Research Projects
Impedance spectroscopy for flow cytometry applications
Microfluidic systems for dielectric cell characterization will contribute to the development of new diagnostics and therapies. One of the most exciting applications for this technology will be for stem cells, which are at present characterized using biochemical and immunological techniques. In addition to protein markers and altered gene expression, differentiating cells can also exhibit changes in morphology or nuclear size. Such changes are readily detected as changes in dielectric properties whereas they would not be detected using biochemical or immunological techniques. As a rapid, label-free, and non-invasive technique, dielectric characterization will yield additional information without the use of immunological markers, thus giving a more complete picture of the cells and the underlying intracellular processes. This method will complement the existing immunological and gene expression methods, thus giving another dimension of data toward a more complete understanding of stem cells.
Biocompatible coatings for implantable polymer-based multielectrode arrays
An engineered biomolecular interface between implantable biomedical microdevices and the surrounding tissue is one of the key issues for long-term implant functionality. Chronic deep-brain stimulation for the treatment of Parkinson's disease is one of the most well-known therapies for neural disorders. Chronic recording from the motor cortex in primates has already shown that such signals can be used to control devices such as robot limbs. Implantable electrodes for recording or stimulation have traditionally consisted of microwire arrays.

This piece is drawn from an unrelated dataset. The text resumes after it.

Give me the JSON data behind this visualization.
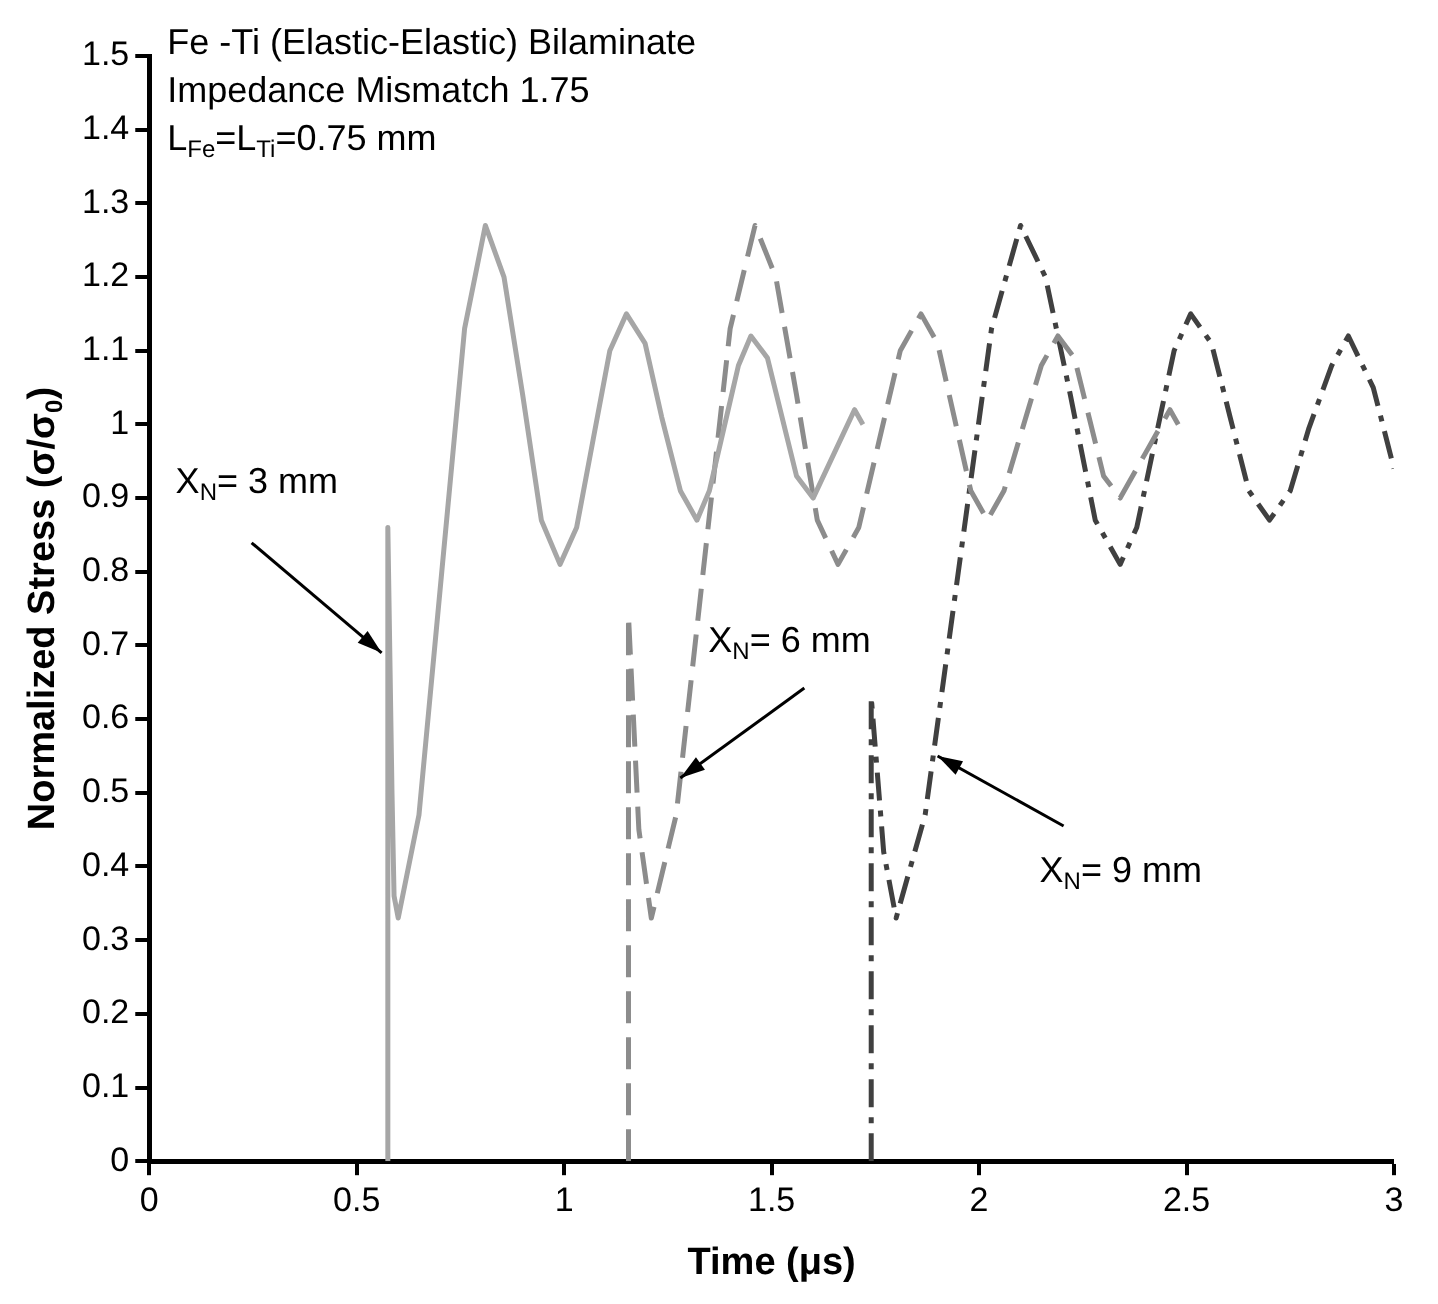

More recently, the advent of microfabrication technology has led to the development of silicon-based arrays, permitting the mass production of neural probes with precise electrode spacing. However, the mechanical mismatch between these rigid probe and the soft tissue is thought to be an aggravating factor in the inflammation at the implantation site, encouraging the formation of a glial scar which encapsulates the probe with time. This fibrous tissue isolates the probe electrically from the surrounding neural tissue, leading to loss of probe function. A flexible polymer-based microelectrode array promises to reduce this inflammation. Coating the implant with a biodegradable polymer or hydrogel, which releases an antibiotic, anti-inflammatory agent, neural growth factor, or other bioactive molecule will mitigate tissue reaction to the implanted device.
Integrated on-chip cell culture system
This project will develop a novel closed system to culture cells inside microfluidic networks, move them through microchannels to an area of the chip equipped for characterization, and then bring them back to the culture area. The cells will be cultured and characterized within the same chip, enabling the analysis of small numbers of precious cells with low cell loss. Such a system will contain its own micro-incubator environment with integrated micro heaters, gas exchange, and microchannels for fluidic exchange. This would allow both sterile cell culture and hands-free monitoring of the growth and differentiation of stem cells. A microfluidic system with multiple inlets will also permit easy exchange of culture medium for cell maintenance, or to induce differentiation or transdifferentiation.